"You have people like [Republican Sen.] Jeff Sesisions and Numbers USA putting out these wild estimates," says Phil Wolgin, a senior immigration analyst with CAP. "Here’s the reality: We’re taking what has been a chaotic system of unauthorized entry on top of legal entry, and we’re moving unauthorized [immigrants] into legal streams."
Not surprisingly, the dueling studies show starkly different assumptions about how to calculate the future flow of immigrants.
For example, CAP does not count the estimated 11.1 million undocumented immigrants currently in the US and who could achieve legal status (and potentially permanent residence and citizenship). It argued that those people are already in the US and thus aren’t “new” to the immigration stream.
Furthermore, they don’t account for the more than 4.5 million prospective immigrants who are waiting in family- and employment-based backlogs. CAP argues that because those people have already been cleared to receive permanent residency – but are waiting for their turn in a sometimes years-long line to get a green card – they don’t count as “new,” either.

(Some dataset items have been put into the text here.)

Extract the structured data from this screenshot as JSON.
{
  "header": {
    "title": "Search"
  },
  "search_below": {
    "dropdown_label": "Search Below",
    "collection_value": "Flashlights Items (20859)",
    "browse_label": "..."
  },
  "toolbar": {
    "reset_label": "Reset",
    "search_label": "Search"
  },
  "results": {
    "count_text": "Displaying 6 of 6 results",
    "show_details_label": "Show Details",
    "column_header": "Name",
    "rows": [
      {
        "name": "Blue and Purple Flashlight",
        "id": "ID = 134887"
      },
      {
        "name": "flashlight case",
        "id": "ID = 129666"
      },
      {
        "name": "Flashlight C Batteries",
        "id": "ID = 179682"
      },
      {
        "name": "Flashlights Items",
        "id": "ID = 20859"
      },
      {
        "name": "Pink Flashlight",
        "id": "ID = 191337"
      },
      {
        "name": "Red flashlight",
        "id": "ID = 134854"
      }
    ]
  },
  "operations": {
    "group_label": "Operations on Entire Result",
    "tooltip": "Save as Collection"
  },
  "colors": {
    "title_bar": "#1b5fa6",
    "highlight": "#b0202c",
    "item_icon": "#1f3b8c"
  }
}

The Senate bill would clear the family- and employment-based backlogs before any undocumented person is allowed to achieve permanent residency.
What CAP does do is add the new ways for foreigners to become US residents under the bill (such as a new “merit-based” system) while subtracting reduced or eliminated visa programs (like the diversity visa lottery). That would boost legal migration by some 500,000 new residents per year, CAP estimates.